After the victors had dressed their wounds with the fat of the dead Indians found on the field, they were assembled in the town by the river, and Cortés, making three cuts with his sword in a great ceiba (silk-cotton-tree), proclaimed possession of the country in the name of his sovereigns, and ordered the royal notary to record the fact. He had made a landing in that hitherto unconquered country; he and his men had met and overcome the enemy; they could not, would not, retreat, but must now push on to further battles and victories.
The Indian hosts had melted away; but the next day an embassy appeared, with presents of the country's products, and followed by a train of twenty female slaves, for Cortés and his officers. They humbly begged permission to bury their dead, before the wild beasts should devour them, and their caciques tendered their submission to the great conqueror. Cortés assured them that he entertained no ill-will, and if they would become vassals of the Spanish king they might live in peace where they were. Religious services were held, and the female slaves were baptized, after the priest had instructed, in the faith of the conquerors, these "first of Christian converts in New Spain."
The results of that victory were greater than were at first known, for among the first-fruits of it were the Indian slaves, one of whom indeed proved a pearl of price. After the departure from Tabasco, and when off the Mexican coast, a canoe filled with Indians came out to the flag-ship. These Indians were Aztecs, whose speech no one in the fleet could understand. The only person who might have served as interpreter was Melchor Indio, who had been made captive by Grijalva, and had come with Cortés, as narrated. But Melchor Indio had run away at Tabasco, leaving his Spanish garments hanging on a tree; and as Aguilar, the rescued Spaniard, understood only his own language and that of Yucatan, he could not serve on this occasion. Then it was told Cortés that one of the Tabascan women could speak both the Aztec and the Maya of Yucatan, and upon being summoned she proved uncommonly capable, bright, and intelligent.

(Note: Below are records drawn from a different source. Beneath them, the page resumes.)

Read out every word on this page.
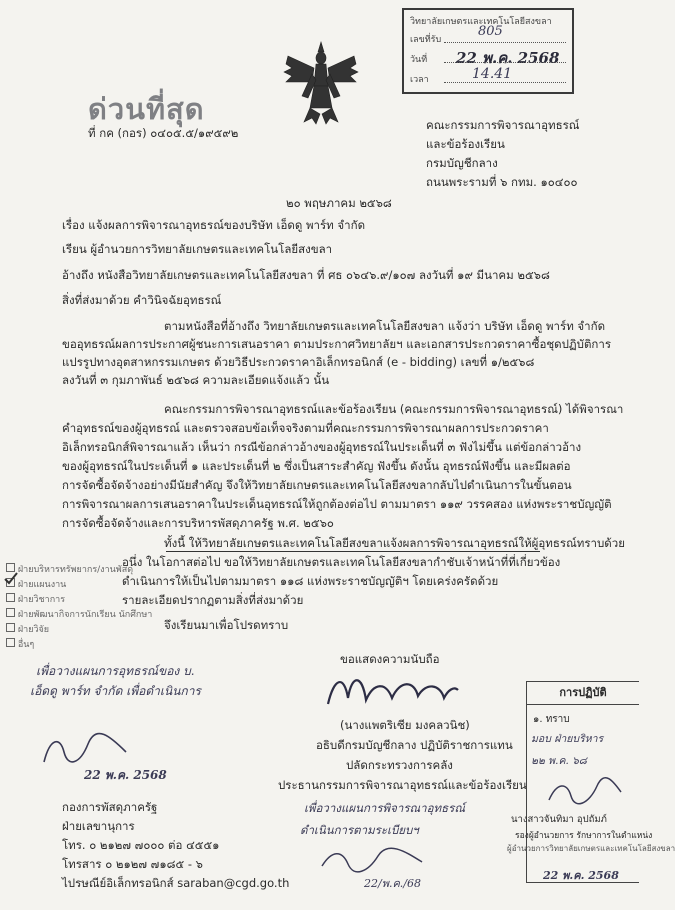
วิทยาลัยเกษตรและเทคโนโลยีสงขลา
เลขที่รับ
805
วันที่ 22 พ.ค. 2568
เวลา	14.41
ด่วนที่สุด
ที่ กค (กอร) ๐๔๐๕.๕/๑๙๕๙๒
คณะกรรมการพิจารณาอุทธรณ์
และข้อร้องเรียน
กรมบัญชีกลาง
ถนนพระรามที่ ๖ กทม. ๑๐๔๐๐
๒๐ พฤษภาคม ๒๕๖๘
เรื่อง แจ้งผลการพิจารณาอุทธรณ์ของบริษัท เอ็ดดู พาร์ท จำกัด
เรียน ผู้อำนวยการวิทยาลัยเกษตรและเทคโนโลยีสงขลา
อ้างถึง หนังสือวิทยาลัยเกษตรและเทคโนโลยีสงขลา ที่ ศธ ๐๖๔๖.๙/๑๐๗ ลงวันที่ ๑๙ มีนาคม ๒๕๖๘
สิ่งที่ส่งมาด้วย คำวินิจฉัยอุทธรณ์
ตามหนังสือที่อ้างถึง วิทยาลัยเกษตรและเทคโนโลยีสงขลา แจ้งว่า บริษัท เอ็ดดู พาร์ท จำกัด
ขออุทธรณ์ผลการประกาศผู้ชนะการเสนอราคา ตามประกาศวิทยาลัยฯ และเอกสารประกวดราคาซื้อชุดปฏิบัติการ
แปรรูปทางอุตสาหกรรมเกษตร ด้วยวิธีประกวดราคาอิเล็กทรอนิกส์ (e - bidding) เลขที่ ๑/๒๕๖๘
ลงวันที่ ๓ กุมภาพันธ์ ๒๕๖๘ ความละเอียดแจ้งแล้ว นั้น
คณะกรรมการพิจารณาอุทธรณ์และข้อร้องเรียน (คณะกรรมการพิจารณาอุทธรณ์) ได้พิจารณา
คำอุทธรณ์ของผู้อุทธรณ์ และตรวจสอบข้อเท็จจริงตามที่คณะกรรมการพิจารณาผลการประกวดราคา
อิเล็กทรอนิกส์พิจารณาแล้ว เห็นว่า กรณีข้อกล่าวอ้างของผู้อุทธรณ์ในประเด็นที่ ๓ ฟังไม่ขึ้น แต่ข้อกล่าวอ้าง
ของผู้อุทธรณ์ในประเด็นที่ ๑ และประเด็นที่ ๒ ซึ่งเป็นสาระสำคัญ ฟังขึ้น ดังนั้น อุทธรณ์ฟังขึ้น และมีผลต่อ
การจัดซื้อจัดจ้างอย่างมีนัยสำคัญ จึงให้วิทยาลัยเกษตรและเทคโนโลยีสงขลากลับไปดำเนินการในขั้นตอน
การพิจารณาผลการเสนอราคาในประเด็นอุทธรณ์ให้ถูกต้องต่อไป ตามมาตรา ๑๑๙ วรรคสอง แห่งพระราชบัญญัติ
การจัดซื้อจัดจ้างและการบริหารพัสดุภาครัฐ พ.ศ. ๒๕๖๐
ทั้งนี้ ให้วิทยาลัยเกษตรและเทคโนโลยีสงขลาแจ้งผลการพิจารณาอุทธรณ์ให้ผู้อุทธรณ์ทราบด้วย
อนึ่ง ในโอกาสต่อไป ขอให้วิทยาลัยเกษตรและเทคโนโลยีสงขลากำชับเจ้าหน้าที่ที่เกี่ยวข้อง
ดำเนินการให้เป็นไปตามมาตรา ๑๑๘ แห่งพระราชบัญญัติฯ โดยเคร่งครัดด้วย
รายละเอียดปรากฏตามสิ่งที่ส่งมาด้วย
จึงเรียนมาเพื่อโปรดทราบ
ฝ่ายบริหารทรัพยากร/งานพัสดุ
ฝ่ายแผนงาน
ฝ่ายวิชาการ
ฝ่ายพัฒนากิจการนักเรียน นักศึกษา
ฝ่ายวิจัย
อื่นๆ
เพื่อวางแผนการอุทธรณ์ของ บ.
เอ็ดดู พาร์ท จำกัด เพื่อดำเนินการ
22 พ.ค. 2568
ขอแสดงความนับถือ
(นางแพตริเซีย มงคลวนิช)
อธิบดีกรมบัญชีกลาง ปฏิบัติราชการแทน
ปลัดกระทรวงการคลัง
ประธานกรรมการพิจารณาอุทธรณ์และข้อร้องเรียน
เพื่อวางแผนการพิจารณาอุทธรณ์
ดำเนินการตามระเบียบฯ
22/พ.ค./68
กองการพัสดุภาครัฐ
ฝ่ายเลขานุการ
โทร. ๐ ๒๑๒๗ ๗๐๐๐ ต่อ ๔๕๕๑
โทรสาร ๐ ๒๑๒๗ ๗๑๘๕ - ๖
ไปรษณีย์อิเล็กทรอนิกส์ saraban@cgd.go.th
การปฏิบัติ
๑. ทราบ
มอบ ฝ่ายบริหาร
๒๒ พ.ค. ๖๘
นางสาวจันทิมา อุปถัมภ์
รองผู้อำนวยการ รักษาการในตำแหน่ง
ผู้อำนวยการวิทยาลัยเกษตรและเทคโนโลยีสงขลา
22 พ.ค. 2568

It appears that she had been born a princess, the daughter of a cacique, in the province of Coatzacoalcos. Her father had been killed while she was a babe. Her mother, marrying again, and desiring the cacique-ship for her son by the second union, sought to get rid of the daughter by selling her to some traders as a slave. In this manner the Indian princess had come into the possession of a certain cacique of Tabasco, by whom she was given to Cortés. She was unusually attractive in appearance, of noble bearing, despite her fallen state, and a natural linguist.
Owing to her acquaintance with the Aztec language, as well as with the habits and customs of the Mexicans, and to her great natural sagacity (which served the Spaniards at many a critical moment), she aided greatly in the conquest of the country of her birth, and became a personage of importance. This princess of Tabasco was known to the natives as Malinché, and from her being his associate Cortés was called Malintzin, or Malinché's lord and master; but the Spaniards named her Marina.
"Dona Marina," then, the enslaved princess of Tabasco, leaped at a bound into prominence when it became known that she could speak the Aztec tongue, for she was the only person in all that company of more than 600 who could do so. So she translated what the Aztecs said into Maya, and Aguilar rendered it into Spanish, by which process it became known to Cortés and the rest. Thus for a time two interpreters and three languages were used in the intercourse between the Spaniards and the Mexicans. But it did not take long for the quick-witted Malinché to learn sufficient Spanish to serve all purposes, and she then became the sole medium of communication between the Aztecs and the invaders of their country.